Obergruppenführer , sé que mi culpa es enorme. Pero quisiera que escuchara usted al Standartenführer Stirlitz. Estaba al tanto de nuestra operación, y puede confirmar que todo había sido preparado a conciencia. A él lo ascendieron, mientras que a mí…

—¿Qué tenía que ver Stirlitz con esta operación? —Kaltenbrunner se encogió de hombros—. Trabajaba en el servicio de espionaje y se ocupaba de otros asuntos en Cracovia.

—Sé que se ocupaba de una V-2 2 perdida, pero consideré que mi deber era informarle de todos los detalles de esta operación. Pensé que a su regreso le comunicaría al Reichsführer o a usted cómo habíamos organizado todo el asunto. Esperaba instrucciones adicionales de usted, pero nunca recibí nada.

—¿Estaba incluido Stirlitz en la lista de personas que debían conocer esta operación?

—No lo sé.

Kaltenbrunner llamó al secretario:

—Averigüe, por favor, si Stirlitz, de la sexta sección, estaba incluido en la lista de personas encargadas de llevar a cabo la operación Schwarzfeuer.

Cuando el secretario hubo salido, Krüger comprendió que había desviado demasiado pronto el golpe hacia Stirlitz y dio marcha atrás.

—Toda la culpa es mía —continuó, inclinando la cabeza y hablando en voz baja y con dificultad—. Para mí sería terrible que castigara usted a Stirlitz. Lo respeto profundamente como a un soldado leal. No tengo justificación, y solo podré expiar mi culpa con mi propia sangre en el campo de batalla.

—¿Y quién va a luchar contra los enemigos aquí? ¿Yo? ¿Solo? Es demasiado sencillo morir en el frente por la patria y por el Führer. Mucho más difícil es vivir aquí, bajo las bombas, y eliminar las inmundicias con hierro candente. ¡Aquí no solo se necesita valor, sino cabeza! ¡Y cabeza inteligente, Krüger!

Krüger comprendió que no lo enviarían al frente, que era el castigo más terrible. Terrible no por las balas rusas —por supuesto, él sería un oficial de alto rango en el frente—, sino, simplemente, porque conocía el odio feroz que los oficiales del Ejército tenían a los antiguos funcionarios del SD. Siempre buscaban un pretexto para someter a la gente del SD a los procesos del partido o a un tribunal militar, y allí no se podía esperar misericordia; las leyes del frente son las de la muerte…

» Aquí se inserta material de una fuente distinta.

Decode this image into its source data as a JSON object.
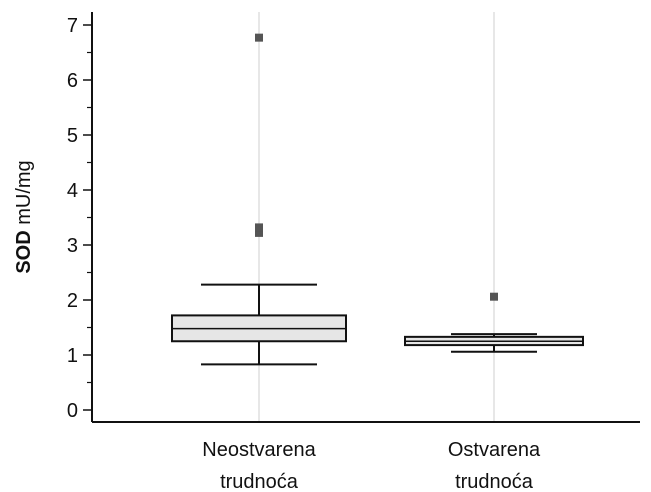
{
  "chart_data": {
    "type": "box",
    "ylabel": {
      "bold": "SOD",
      "normal": "mU/mg"
    },
    "xlabel": "",
    "ylim": [
      -0.25,
      7.2
    ],
    "yticks": [
      0,
      1,
      2,
      3,
      4,
      5,
      6,
      7
    ],
    "grid": {
      "vertical": true,
      "horizontal": false
    },
    "categories": [
      {
        "lines": [
          "Neostvarena",
          "trudnoća"
        ]
      },
      {
        "lines": [
          "Ostvarena",
          "trudnoća"
        ]
      }
    ],
    "boxes": [
      {
        "whisker_low": 0.83,
        "q1": 1.25,
        "median": 1.48,
        "q3": 1.72,
        "whisker_high": 2.28,
        "outliers": [
          3.22,
          3.32,
          6.77
        ]
      },
      {
        "whisker_low": 1.06,
        "q1": 1.18,
        "median": 1.25,
        "q3": 1.33,
        "whisker_high": 1.38,
        "outliers": [
          2.06
        ]
      }
    ],
    "colors": {
      "box_fill": "#e6e6e6",
      "box_stroke": "#111111",
      "outlier": "#555555",
      "axis": "#111111",
      "grid": "#cfcfcf"
    }
  }
}
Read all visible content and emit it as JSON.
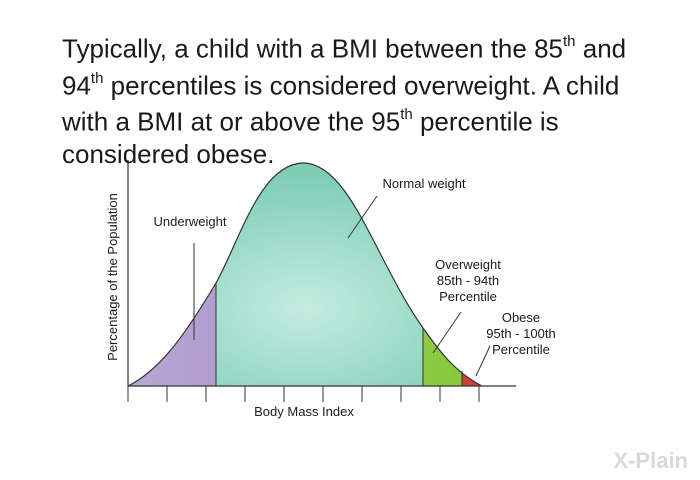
{
  "headline": {
    "p1": "Typically, a child with a BMI between the 85",
    "sup1": "th",
    "p2": " and 94",
    "sup2": "th",
    "p3": " percentiles is considered overweight. A child with a BMI at or above the 95",
    "sup3": "th",
    "p4": " percentile is considered obese."
  },
  "diagram": {
    "y_axis_label": "Percentage of the Population",
    "x_axis_label": "Body Mass Index",
    "regions": {
      "underweight": {
        "label": "Underweight",
        "color": "#a991c8"
      },
      "normal": {
        "label": "Normal weight",
        "color": "#8fd4bf"
      },
      "overweight": {
        "line1": "Overweight",
        "line2": "85th - 94th",
        "line3": "Percentile",
        "color": "#9ad24a"
      },
      "obese": {
        "line1": "Obese",
        "line2": "95th - 100th",
        "line3": "Percentile",
        "color": "#e0544c"
      }
    }
  },
  "logo": {
    "text": "X-Plain",
    "color": "#d9d9d9"
  }
}
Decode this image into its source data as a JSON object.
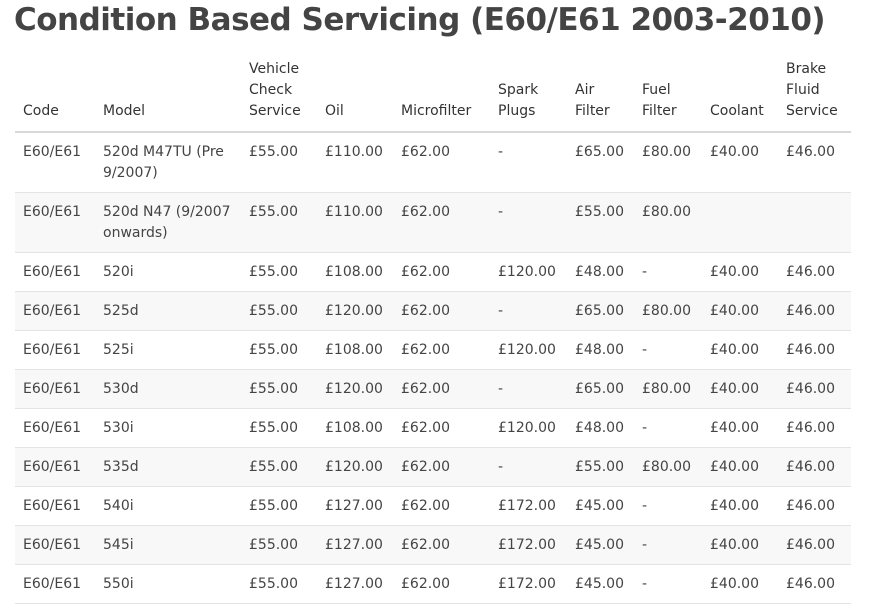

El secretario abrió sigilosamente la puerta y puso sobre la mesa de Kaltenbrunner varias carpetas delgadas. Kaltenbrunner las ojeó y, tras una exclamación de asombro, dijo:

—Gracias. Averigüe, por favor, si Stirlitz visitó a los jefes después de su regreso de Cracovia y, si lo hizo, con quién se entrevistó. Averigüe, además, qué problemas se discutieron.

—Ya lo he hecho —dijo el secretario—, por si acaso. A su regreso, Stirlitz comenzó a trabajar inmediatamente en el asunto del transmisor estratégico que envía informaciones a Moscú…

Krüger se acordó de cuando escuchó en Cracovia la conversación, grabada, que sostuvo el coronel del Ejército, Berg, con el general Neubuth, en la que el coronel pedía que lo mandaran al frente. Krüger decidió imitarlo: imaginó que, como todas las personas crueles, Kaltenbrunner sería muy sentimental.